Labels can be building blocks but if you rely on them too heavily, they will limit you.   


  1. My labels can cage me but I don't let them. I move past them, grow beyond their limitations. - I love that line because people so often forget that humans DO grow and change and we can move fluidly from one state to the next. Sexuality constantly changes, likes and dislikes, job status, our religious preferences... people can enjoy a label if they like but they should certainly never feel trapped by it. Labels are soooo temporary. People need to recognize that. <3 Nice post, honey!

  2. Great post! The whole 'that's gay' thing always amuses me. My son is in a same sex relationship but doesn't consider himself 'gay' and he [and his partner!] always say 'that's gay' about something they find silly or ridiculous. Someone once corrected him about the whole PC thing and he said, "Oh! That's right! It's not 'gay' it's 'ghey'.

    I'll be the first person to admit that I have a thin skin and I get butthurt all the time but I generally recognize that as something that's a personal issue. It's one of the reasons I sort of tend to stick around that Heathen board. To get a thicker skin. That's one of the first things I posted: That I'd need a thicker skin and a bigger hammer. I was just asking for it really. I couldn't resist. Someone once posted something about making the choice to allow people/things, etc to hurt you and it said, "Just because someone gives you a cactus doesn't mean you have to sit on it." I said, "But what if I need to know how it feels to sit on a cactus?" >.< I was being facetious of course but I often do things on purpose that I suspect will have undesirable fallout for myself. Because I just.can't.resist! Because I'm a fool but when the shit hits the fan and all the Kings and pawns go back into the same box, just think of all the stories I'll have to tell! :-D

    And my skin seems to stay thin no matter how many cactuses I sit on. Maybe this /next/ one wont hurt! LOL!

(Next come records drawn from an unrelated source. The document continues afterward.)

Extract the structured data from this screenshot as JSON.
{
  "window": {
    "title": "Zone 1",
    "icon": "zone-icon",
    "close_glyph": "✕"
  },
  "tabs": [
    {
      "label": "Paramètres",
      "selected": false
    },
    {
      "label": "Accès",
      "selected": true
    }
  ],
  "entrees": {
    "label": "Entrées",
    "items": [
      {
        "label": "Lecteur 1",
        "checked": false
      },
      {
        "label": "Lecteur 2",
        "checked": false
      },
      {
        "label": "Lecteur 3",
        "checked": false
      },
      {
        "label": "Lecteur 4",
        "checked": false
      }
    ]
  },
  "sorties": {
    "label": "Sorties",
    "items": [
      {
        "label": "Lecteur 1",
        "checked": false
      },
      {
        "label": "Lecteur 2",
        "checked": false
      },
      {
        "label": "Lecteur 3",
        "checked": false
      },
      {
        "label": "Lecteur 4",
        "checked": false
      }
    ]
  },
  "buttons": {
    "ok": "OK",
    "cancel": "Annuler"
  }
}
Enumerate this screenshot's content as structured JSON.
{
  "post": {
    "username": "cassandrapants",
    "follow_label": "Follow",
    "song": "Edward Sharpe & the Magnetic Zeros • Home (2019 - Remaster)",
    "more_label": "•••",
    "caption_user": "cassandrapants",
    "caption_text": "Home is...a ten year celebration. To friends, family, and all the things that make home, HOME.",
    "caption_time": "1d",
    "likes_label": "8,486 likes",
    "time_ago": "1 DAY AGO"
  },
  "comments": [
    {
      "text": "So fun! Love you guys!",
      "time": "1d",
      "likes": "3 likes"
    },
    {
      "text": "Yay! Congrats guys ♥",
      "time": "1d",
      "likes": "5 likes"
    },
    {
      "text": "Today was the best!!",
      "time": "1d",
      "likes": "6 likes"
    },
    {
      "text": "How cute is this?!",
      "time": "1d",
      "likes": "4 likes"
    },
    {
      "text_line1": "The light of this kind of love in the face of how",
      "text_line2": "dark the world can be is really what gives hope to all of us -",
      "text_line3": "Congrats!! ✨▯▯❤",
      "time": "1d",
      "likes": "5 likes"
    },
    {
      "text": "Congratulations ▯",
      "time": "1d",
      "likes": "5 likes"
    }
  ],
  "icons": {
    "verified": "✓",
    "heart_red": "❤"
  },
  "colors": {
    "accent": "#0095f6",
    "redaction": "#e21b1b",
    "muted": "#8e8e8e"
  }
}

    If anyone gets a laugh out of it, it's win/win.

  3. And hey, Loki tied one end of a rope to a goats beard and the other to his nuts to make Skadi laugh and ended up saving the day. Foolishness has it's payoffs even if the fool doesn't benefit, someone else usually does. Hee!

    1. I have not read that myth yet. LOL. I just finished the one in Kevin Crossley-Holland's book about how Sleipnir came to be. *wink!* Although, you'd think an extra set of legs wouldn't make him faster, it would trip him up but what do I know? :)

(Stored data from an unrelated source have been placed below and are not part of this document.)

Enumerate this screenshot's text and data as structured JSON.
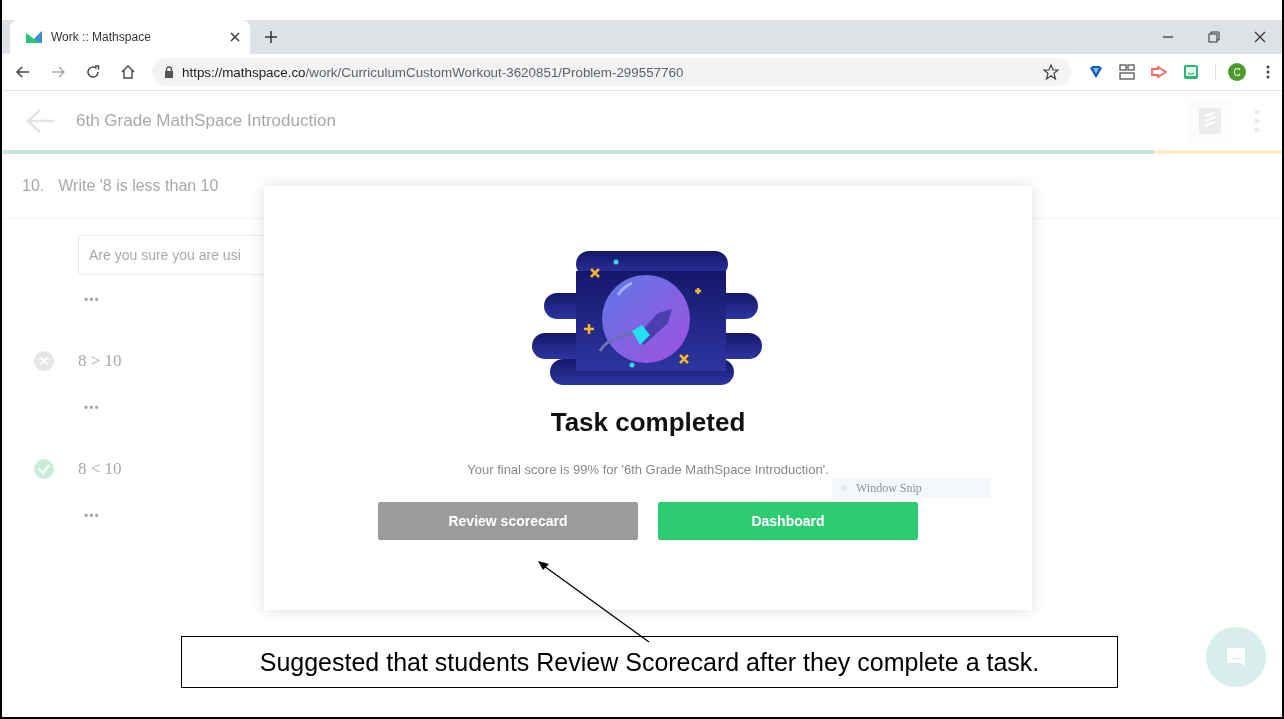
{
  "browser": {
    "tab_title": "Work :: Mathspace",
    "url_host": "https://mathspace.co",
    "url_path": "/work/CurriculumCustomWorkout-3620851/Problem-299557760",
    "profile_initial": "C"
  },
  "page": {
    "title": "6th Grade MathSpace Introduction",
    "question_number": "10.",
    "question_text": "Write '8 is less than 10",
    "input_placeholder": "Are you sure you are usi",
    "progress": {
      "level": 0.9
    },
    "steps": [
      {
        "dots": "•••"
      },
      {
        "expression": "8 > 10",
        "correct": false,
        "dots": "•••"
      },
      {
        "expression": "8 < 10",
        "correct": true,
        "dots": "•••"
      }
    ]
  },
  "modal": {
    "title": "Task completed",
    "message": "Your final score is 99% for '6th Grade MathSpace Introduction'.",
    "buttons": [
      {
        "label": "Review scorecard",
        "kind": "secondary"
      },
      {
        "label": "Dashboard",
        "kind": "primary"
      }
    ]
  },
  "tooltip": {
    "label": "Window Snip"
  },
  "callout": {
    "text": "Suggested that students Review Scorecard after they complete a task."
  }
}
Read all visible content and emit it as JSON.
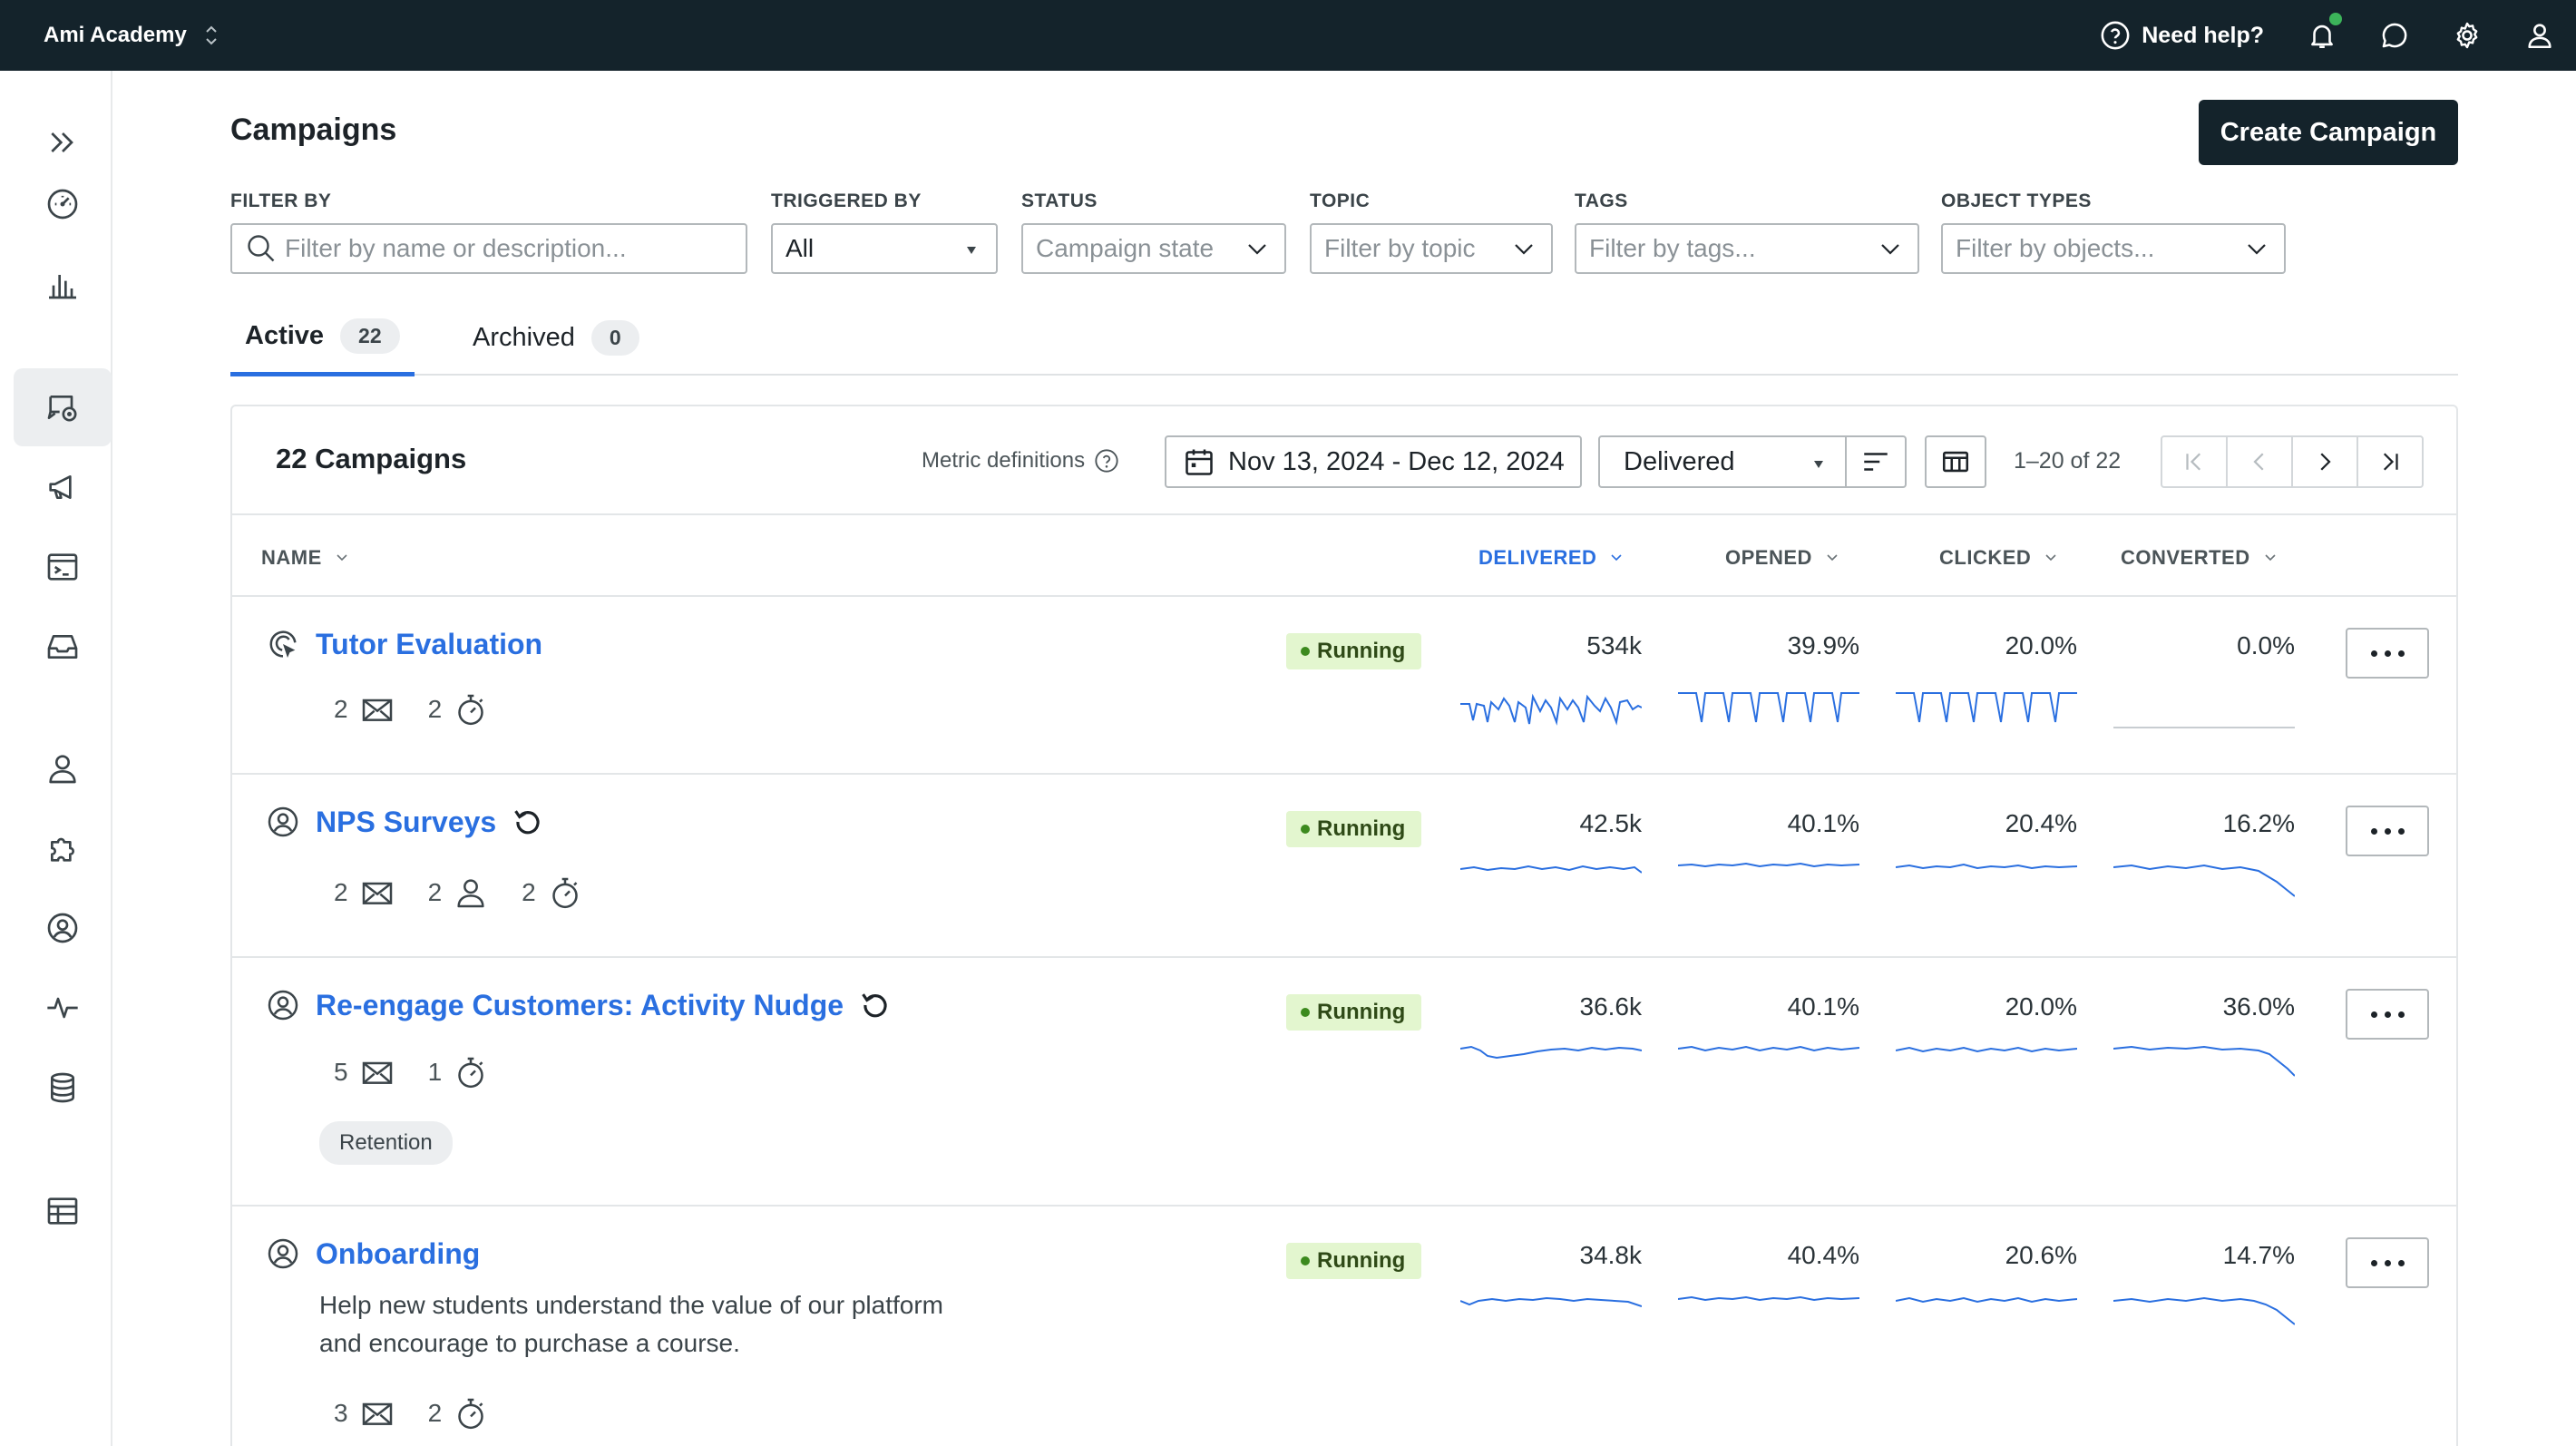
{
  "workspace": "Ami Academy",
  "topbar": {
    "help": "Need help?"
  },
  "page": {
    "title": "Campaigns",
    "create_button": "Create Campaign"
  },
  "filters": {
    "filter_by": {
      "label": "FILTER BY",
      "placeholder": "Filter by name or description..."
    },
    "triggered_by": {
      "label": "TRIGGERED BY",
      "value": "All"
    },
    "status": {
      "label": "STATUS",
      "placeholder": "Campaign state"
    },
    "topic": {
      "label": "TOPIC",
      "placeholder": "Filter by topic"
    },
    "tags": {
      "label": "TAGS",
      "placeholder": "Filter by tags..."
    },
    "object_types": {
      "label": "OBJECT TYPES",
      "placeholder": "Filter by objects..."
    }
  },
  "tabs": [
    {
      "label": "Active",
      "count": "22"
    },
    {
      "label": "Archived",
      "count": "0"
    }
  ],
  "table": {
    "title": "22 Campaigns",
    "metric_definitions": "Metric definitions",
    "date_range": "Nov 13, 2024 - Dec 12, 2024",
    "metric": "Delivered",
    "page_info": "1–20 of 22",
    "columns": {
      "name": "NAME",
      "delivered": "DELIVERED",
      "opened": "OPENED",
      "clicked": "CLICKED",
      "converted": "CONVERTED"
    }
  },
  "accent_color": "#2a6fe0",
  "status_color": "#e3f6cf",
  "rows": [
    {
      "name": "Tutor Evaluation",
      "status": "Running",
      "emails": "2",
      "people": "",
      "timers": "2",
      "delivered": "534k",
      "opened": "39.9%",
      "clicked": "20.0%",
      "converted": "0.0%"
    },
    {
      "name": "NPS Surveys",
      "status": "Running",
      "emails": "2",
      "people": "2",
      "timers": "2",
      "delivered": "42.5k",
      "opened": "40.1%",
      "clicked": "20.4%",
      "converted": "16.2%"
    },
    {
      "name": "Re-engage Customers: Activity Nudge",
      "status": "Running",
      "emails": "5",
      "people": "",
      "timers": "1",
      "tag": "Retention",
      "delivered": "36.6k",
      "opened": "40.1%",
      "clicked": "20.0%",
      "converted": "36.0%"
    },
    {
      "name": "Onboarding",
      "status": "Running",
      "description": "Help new students understand the value of our platform and encourage to purchase a course.",
      "emails": "3",
      "people": "",
      "timers": "2",
      "delivered": "34.8k",
      "opened": "40.4%",
      "clicked": "20.6%",
      "converted": "14.7%"
    }
  ]
}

    2. Heheheh. Makes me think of the "chicken lover" episode of southpark! I don't see how that particular part of Loki's experience was necessary, so he's obviously just a shameless perv. But Sleipner was a kingly gift.

  4. I understand what you are saying, but I have some experience coming from the other side of labels. I have suffered emotionally all my life, and even though I have contacted the health care at a couple of different times in my life, no-one could really help me. Not until I decided to diagnose myself and walk into Triage did I finally get a diagnosis, a label, and they could start helping me. I am sure that my diagnosis would have stunted and hurt me had I gotten it at 16, but at 35 I was desperate. Having a diagnosis, a label, a word I can use to explain to people, makes it all so much easier - now.

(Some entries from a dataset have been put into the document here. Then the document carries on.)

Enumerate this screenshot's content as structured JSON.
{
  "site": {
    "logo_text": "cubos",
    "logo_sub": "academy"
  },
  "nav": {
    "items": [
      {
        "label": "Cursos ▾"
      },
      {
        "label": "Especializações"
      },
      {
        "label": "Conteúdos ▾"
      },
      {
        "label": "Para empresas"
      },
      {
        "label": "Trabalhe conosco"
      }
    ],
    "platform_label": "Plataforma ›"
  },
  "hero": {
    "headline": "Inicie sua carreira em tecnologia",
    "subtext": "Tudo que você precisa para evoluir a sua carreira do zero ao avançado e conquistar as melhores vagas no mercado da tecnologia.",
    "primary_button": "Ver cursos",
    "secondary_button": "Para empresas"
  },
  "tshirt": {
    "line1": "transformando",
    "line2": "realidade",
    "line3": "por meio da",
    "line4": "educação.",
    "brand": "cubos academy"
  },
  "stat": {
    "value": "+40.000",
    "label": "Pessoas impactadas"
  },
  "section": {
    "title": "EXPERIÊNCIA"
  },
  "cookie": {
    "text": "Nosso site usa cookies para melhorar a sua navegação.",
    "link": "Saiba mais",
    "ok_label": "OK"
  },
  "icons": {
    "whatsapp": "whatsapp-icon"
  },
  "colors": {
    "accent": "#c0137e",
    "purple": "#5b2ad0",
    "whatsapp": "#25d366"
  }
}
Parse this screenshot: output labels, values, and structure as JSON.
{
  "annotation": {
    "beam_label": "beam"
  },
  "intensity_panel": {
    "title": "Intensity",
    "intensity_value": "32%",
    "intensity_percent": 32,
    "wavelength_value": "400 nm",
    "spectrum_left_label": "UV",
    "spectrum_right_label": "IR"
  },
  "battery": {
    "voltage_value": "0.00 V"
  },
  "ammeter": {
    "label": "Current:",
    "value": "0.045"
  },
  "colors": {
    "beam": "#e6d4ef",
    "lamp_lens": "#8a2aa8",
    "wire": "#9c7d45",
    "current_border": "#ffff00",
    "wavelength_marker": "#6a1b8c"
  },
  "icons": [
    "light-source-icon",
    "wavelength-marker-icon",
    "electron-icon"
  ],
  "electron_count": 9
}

    1. It's really a double edged sword, I think. We use labels to identify or explain things, but at the same time while that label helps, people use it to hurt people. That's why I say we are more than our labels. I can't believe no one would help you until you self diagnosed yourself... then again it took until I was 28 before anyone would start doing anything or even take me seriously about my irregular periods. I even went to the emergency room one night to get help because I was hurting and bleeding so bad. Four hours later, they tried to discharge me with the wrong chart and nothing was done. I had to move to Idaho before anyone was done and even then I had to do research into my own problem. Still can't get much help but at least I have a diagnosis.